A poker tournament consists of a group of people playing poker until one player wins everyone's money.
To start, players buy into the tournament by paying the buy-in and any possible additional fees and then proceed to the tournament zone at the designated time. Each player begins with a fixed amount of tournament chips, which represent the "money" to be gambled. In a freezeout tournament, these chips represent all the money the player may gamble; once they run out, they are eliminated. As players are eliminated, players are moved around and tables are broken to ensure that everyone is playing with roughly the same number of players. For example, in a hundred-player hold'em tournament, play would likely begin with ten tables; once ten players are eliminated, a table is taken out and its players are spread amongst the remaining tables.
To make sure players continue to be knocked out, the blinds and antes increase regularly throughout the tournament. For example, in a no-limit hold 'em tournament where everyone starts with $1,000 in chips, the blinds may start at $5-$10, then increase to $10-$20, $15-$30, $20-$40, $30-$60, and so on. In major tournaments, the price of poker may increase only every 90 or 120 minutes, though in low buy-in tournaments 30 minutes is more common. Play continues, with breaks if necessary, until only one player remains.
Most tournaments pay out about ten percent of its field. The winner may receive 30%, the runner-up 16%, third place 10%, and so on down the line, until the last player paid gets only a little more than the buy-in.
While freezeout tournaments are the most common, other formats exist. Rebuy tournaments allow players to buy more chips early on in a tournament, if they meet certain criteria. For example, a tournament may allow players to rebuy in the first two hours of a tournament as long as they have fewer chips than they started with. Rebuys tournaments often also allow add-ons—purchasing additional chips at the end of the rebuy period, no matter a player's chip count.
Shootout tournaments do not redistribute players or break up tables. For example, if a hold 'em shootout begins with 100 players at ten tables, each table would play down to a winner, and each of these winners meet at a final table to play down to the ultimate winner.

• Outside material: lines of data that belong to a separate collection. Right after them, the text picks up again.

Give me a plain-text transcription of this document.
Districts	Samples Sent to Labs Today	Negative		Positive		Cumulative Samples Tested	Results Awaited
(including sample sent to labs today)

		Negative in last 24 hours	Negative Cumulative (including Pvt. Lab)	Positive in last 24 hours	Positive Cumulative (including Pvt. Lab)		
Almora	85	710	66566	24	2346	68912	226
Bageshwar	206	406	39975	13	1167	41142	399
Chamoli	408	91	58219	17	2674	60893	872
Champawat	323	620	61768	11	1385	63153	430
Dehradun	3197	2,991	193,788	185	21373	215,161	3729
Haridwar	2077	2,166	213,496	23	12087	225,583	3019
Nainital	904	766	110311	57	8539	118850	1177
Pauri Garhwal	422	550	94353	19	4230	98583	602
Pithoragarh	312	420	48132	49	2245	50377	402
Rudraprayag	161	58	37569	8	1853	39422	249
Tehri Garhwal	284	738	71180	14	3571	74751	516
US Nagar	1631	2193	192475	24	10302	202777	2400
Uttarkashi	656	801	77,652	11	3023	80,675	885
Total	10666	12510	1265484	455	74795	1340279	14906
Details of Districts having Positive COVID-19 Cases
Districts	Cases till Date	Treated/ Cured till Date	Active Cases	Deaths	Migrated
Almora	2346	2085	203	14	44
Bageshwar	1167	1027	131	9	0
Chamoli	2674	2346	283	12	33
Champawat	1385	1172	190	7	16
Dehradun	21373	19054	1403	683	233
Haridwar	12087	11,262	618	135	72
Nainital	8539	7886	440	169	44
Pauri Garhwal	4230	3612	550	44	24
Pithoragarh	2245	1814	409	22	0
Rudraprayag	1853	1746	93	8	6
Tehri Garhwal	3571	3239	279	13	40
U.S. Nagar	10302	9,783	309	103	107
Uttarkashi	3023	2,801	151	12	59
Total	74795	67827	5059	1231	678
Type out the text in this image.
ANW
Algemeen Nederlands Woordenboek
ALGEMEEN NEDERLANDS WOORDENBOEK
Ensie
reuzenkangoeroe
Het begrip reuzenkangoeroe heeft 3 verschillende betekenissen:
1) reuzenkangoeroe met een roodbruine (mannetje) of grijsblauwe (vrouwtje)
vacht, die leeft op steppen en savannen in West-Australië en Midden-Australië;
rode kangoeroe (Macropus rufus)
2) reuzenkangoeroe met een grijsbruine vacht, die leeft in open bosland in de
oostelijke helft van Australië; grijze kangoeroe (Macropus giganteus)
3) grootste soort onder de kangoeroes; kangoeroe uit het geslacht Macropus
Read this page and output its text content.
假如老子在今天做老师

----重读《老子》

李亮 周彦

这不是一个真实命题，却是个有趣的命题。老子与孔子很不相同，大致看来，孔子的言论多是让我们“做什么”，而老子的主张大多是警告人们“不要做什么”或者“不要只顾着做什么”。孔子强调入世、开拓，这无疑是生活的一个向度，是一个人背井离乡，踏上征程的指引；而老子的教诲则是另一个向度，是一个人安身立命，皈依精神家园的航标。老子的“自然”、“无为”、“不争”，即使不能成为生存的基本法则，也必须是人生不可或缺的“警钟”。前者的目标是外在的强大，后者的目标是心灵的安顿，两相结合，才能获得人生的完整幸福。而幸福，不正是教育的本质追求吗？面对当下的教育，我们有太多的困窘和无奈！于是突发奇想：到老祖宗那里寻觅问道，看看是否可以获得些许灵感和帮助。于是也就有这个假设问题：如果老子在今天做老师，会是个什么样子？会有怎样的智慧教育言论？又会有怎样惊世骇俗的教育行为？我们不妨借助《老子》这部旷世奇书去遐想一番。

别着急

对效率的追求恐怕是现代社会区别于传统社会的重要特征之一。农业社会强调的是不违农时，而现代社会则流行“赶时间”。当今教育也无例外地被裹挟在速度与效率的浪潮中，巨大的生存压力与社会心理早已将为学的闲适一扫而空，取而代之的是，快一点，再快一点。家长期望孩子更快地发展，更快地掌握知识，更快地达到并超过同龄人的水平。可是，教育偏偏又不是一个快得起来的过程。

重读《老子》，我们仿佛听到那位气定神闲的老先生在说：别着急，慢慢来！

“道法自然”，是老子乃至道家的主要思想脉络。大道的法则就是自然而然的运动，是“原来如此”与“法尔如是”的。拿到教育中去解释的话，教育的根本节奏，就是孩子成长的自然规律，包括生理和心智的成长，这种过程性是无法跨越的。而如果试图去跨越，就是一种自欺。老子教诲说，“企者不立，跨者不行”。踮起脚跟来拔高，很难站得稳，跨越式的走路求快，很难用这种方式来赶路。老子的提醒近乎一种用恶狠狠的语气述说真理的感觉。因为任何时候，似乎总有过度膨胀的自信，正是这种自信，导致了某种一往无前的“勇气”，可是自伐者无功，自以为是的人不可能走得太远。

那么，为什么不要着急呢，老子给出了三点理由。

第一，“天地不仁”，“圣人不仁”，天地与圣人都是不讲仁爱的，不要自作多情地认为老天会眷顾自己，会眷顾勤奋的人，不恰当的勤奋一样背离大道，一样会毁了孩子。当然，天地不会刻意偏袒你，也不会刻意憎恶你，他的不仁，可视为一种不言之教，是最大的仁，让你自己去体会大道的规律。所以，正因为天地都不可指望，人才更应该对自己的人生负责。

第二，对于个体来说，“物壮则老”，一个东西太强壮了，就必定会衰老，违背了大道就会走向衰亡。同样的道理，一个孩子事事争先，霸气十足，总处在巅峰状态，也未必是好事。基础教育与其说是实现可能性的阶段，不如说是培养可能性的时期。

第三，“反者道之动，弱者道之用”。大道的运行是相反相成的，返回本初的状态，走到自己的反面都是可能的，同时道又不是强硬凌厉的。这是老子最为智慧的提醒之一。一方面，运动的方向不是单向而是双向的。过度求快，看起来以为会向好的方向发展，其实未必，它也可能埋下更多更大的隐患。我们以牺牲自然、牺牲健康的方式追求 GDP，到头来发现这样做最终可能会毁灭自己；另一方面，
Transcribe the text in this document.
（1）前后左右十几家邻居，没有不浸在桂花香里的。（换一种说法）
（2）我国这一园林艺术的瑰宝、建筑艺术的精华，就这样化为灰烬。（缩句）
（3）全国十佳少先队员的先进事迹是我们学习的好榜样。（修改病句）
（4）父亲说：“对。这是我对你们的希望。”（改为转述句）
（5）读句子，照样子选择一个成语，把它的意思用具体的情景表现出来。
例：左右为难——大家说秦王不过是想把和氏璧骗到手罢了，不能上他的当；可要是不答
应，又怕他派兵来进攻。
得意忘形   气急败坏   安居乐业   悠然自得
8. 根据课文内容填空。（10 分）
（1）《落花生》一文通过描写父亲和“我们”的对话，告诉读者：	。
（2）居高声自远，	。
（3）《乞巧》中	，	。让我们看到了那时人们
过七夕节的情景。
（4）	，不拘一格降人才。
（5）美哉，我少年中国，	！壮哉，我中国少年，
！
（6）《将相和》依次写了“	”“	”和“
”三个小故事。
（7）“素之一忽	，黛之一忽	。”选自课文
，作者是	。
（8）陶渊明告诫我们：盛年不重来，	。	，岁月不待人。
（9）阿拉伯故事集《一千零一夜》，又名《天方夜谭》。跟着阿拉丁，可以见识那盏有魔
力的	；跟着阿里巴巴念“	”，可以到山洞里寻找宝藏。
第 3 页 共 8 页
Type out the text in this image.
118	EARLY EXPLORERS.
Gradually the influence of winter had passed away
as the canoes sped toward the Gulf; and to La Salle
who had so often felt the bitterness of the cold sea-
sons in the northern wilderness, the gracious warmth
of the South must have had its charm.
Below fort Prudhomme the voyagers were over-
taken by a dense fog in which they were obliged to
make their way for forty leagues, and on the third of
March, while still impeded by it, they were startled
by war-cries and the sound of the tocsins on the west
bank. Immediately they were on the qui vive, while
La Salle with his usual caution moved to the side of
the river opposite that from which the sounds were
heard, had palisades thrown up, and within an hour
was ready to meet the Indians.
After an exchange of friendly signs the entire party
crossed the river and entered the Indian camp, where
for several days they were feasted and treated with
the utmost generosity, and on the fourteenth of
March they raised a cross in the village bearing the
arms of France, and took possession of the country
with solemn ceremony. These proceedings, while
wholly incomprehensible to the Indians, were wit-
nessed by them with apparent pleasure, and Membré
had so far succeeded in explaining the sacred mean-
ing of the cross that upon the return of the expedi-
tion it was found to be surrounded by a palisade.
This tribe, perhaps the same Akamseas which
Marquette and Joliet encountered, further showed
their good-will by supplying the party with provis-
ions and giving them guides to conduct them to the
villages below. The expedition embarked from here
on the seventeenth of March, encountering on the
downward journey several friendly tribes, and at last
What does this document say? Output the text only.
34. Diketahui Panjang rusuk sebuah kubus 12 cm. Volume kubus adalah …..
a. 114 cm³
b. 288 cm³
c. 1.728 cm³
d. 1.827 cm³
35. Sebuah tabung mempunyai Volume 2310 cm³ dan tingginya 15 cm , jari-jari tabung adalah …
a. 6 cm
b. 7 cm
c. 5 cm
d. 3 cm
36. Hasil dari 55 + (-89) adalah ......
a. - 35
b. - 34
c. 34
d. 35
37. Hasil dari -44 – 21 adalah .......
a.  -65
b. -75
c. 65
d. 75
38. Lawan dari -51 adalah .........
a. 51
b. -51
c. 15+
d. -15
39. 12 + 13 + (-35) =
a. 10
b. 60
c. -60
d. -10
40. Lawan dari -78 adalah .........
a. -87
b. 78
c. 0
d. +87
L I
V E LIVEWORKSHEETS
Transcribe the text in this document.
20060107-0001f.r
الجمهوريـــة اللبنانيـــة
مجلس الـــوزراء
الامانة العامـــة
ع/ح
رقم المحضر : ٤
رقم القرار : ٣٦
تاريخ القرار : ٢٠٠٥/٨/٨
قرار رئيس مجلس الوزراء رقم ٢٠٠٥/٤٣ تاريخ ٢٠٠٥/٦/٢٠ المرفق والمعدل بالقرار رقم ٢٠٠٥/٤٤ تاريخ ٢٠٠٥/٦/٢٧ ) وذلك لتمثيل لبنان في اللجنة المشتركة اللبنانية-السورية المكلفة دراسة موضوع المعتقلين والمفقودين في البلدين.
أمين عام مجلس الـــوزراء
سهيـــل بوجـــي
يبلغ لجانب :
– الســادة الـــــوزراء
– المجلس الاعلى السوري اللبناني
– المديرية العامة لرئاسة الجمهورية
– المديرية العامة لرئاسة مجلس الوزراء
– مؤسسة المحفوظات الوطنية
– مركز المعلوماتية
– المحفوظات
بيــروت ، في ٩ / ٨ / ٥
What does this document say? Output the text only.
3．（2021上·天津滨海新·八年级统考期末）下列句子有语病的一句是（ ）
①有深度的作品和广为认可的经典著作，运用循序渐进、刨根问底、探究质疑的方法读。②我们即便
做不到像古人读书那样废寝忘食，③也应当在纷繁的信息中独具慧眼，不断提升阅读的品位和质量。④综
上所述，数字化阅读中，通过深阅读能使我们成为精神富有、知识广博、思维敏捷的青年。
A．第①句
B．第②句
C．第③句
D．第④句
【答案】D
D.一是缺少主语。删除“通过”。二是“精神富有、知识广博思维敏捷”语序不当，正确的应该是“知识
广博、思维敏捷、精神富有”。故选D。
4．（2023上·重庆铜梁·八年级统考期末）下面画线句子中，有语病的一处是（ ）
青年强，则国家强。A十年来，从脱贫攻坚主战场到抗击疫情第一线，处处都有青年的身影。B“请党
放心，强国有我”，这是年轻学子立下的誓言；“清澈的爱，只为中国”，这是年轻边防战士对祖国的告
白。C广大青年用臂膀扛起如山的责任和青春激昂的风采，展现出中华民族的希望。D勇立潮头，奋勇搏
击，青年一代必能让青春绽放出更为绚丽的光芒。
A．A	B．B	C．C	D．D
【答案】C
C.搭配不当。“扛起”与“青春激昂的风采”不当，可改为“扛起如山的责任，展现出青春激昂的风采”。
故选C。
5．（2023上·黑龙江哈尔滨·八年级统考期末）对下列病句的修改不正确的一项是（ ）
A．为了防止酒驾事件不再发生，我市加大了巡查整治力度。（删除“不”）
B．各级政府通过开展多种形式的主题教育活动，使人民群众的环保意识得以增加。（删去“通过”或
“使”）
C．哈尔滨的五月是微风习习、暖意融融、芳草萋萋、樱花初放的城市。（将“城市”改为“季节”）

Poker Tournament buy-ins vary greatly. Buy-ins may be as low as $0 (these are known as freerolls) or $1 on the Internet and as high as $25,000 in high-stakes casinos. At the World Series of Poker, buy-ins range from $1,000 for the ladies only event to $10,000 for the world championship events and even $50,000 for the world championship H.O.R.S.E. event. Any tournament with a buy-in of at least $1,000 is considered notable, and any with a buy-in of $5,000 is considered a major tournament.